Last night, Marash Girl was one of many Armenians who gathered to hear Taner Akçam, (Professor of Armenian Studies at Clark University in Worcester, Massachusetts) give a talk at the Armenian Church on Brattle Street in Cambridge, the talk entitled, "Giving Voice to the Voiceless: Armenian Genocide Survivors and the Aleppo Rescue House of the League of Nations" (summary to follow, hopefully tomorrow). Preceding the talk was a, what else? chicken and pilaf dinner, a dinner for which we were to stand in line to get our meal. Marash Girl's friends all rushed up to the line, but she stayed seated. "Why are you sitting," they asked;"Come on up with us before the food runs out." She sat. "I'll wait; if there's no food left, there's no food left." "Why?" they asked. "I'll try to explain it tomorrow in my blog post," she answered.

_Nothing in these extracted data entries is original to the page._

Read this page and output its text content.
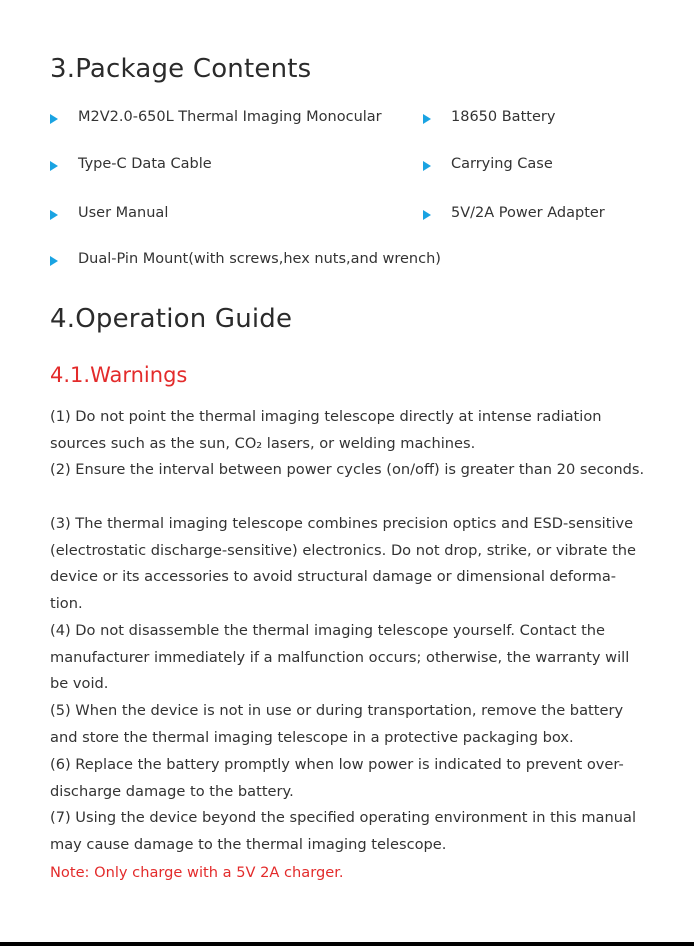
3.Package Contents
M2V2.0-650L Thermal Imaging Monocular	18650 Battery
Type-C Data Cable	Carrying Case
User Manual	5V/2A Power Adapter
Dual-Pin Mount(with screws,hex nuts,and wrench)
4.Operation Guide
4.1.Warnings

(1) Do not point the thermal imaging telescope directly at intense radiation sources such as the sun, CO₂ lasers, or welding machines.

(2) Ensure the interval between power cycles (on/off) is greater than 20 seconds.

(3) The thermal imaging telescope combines precision optics and ESD-sensitive (electrostatic discharge-sensitive) electronics. Do not drop, strike, or vibrate the device or its accessories to avoid structural damage or dimensional deforma-tion.

(4) Do not disassemble the thermal imaging telescope yourself. Contact the manufacturer immediately if a malfunction occurs; otherwise, the warranty will be void.

(5) When the device is not in use or during transportation, remove the battery and store the thermal imaging telescope in a protective packaging box.

(6) Replace the battery promptly when low power is indicated to prevent over-discharge damage to the battery.

(7) Using the device beyond the specified operating environment in this manual may cause damage to the thermal imaging telescope.

Note: Only charge with a 5V 2A charger.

At last, when there were only two folks left standing in line, Marash Girl got up and, yes, walked over to the food table, actually standing in line herself for several minutes behind a fellow she had never met. Typical of her style, she started a conversation with this fellow, or at least with the back of the head of this fellow who was standing in line in front of her.
"I hate to stand in line for food," she told the back of his head. "Especially with other Armenians; it reminds me of the days in Marash that my father spoke of, when there was no food except for the food that the missionaries were offering the hungry Armenians, the food that Armenian folks had to stand in long lines for, waiting and hoping that they made it up to the table before the food was done."
"That's exactly why I came up now, to stand at the end of the line when it was no longer a line; I've heard those stories too, growing up! I'm Armenian from Iran," he said.
Marash Girl continued. "My father would never stand in line for food. When he was a little boy in Marash, his mother told him that she would rather have him go hungry than beg for food. That's what standing in line, waiting (and hoping) for food meant to him. Begging. And I guess that goes for me, too."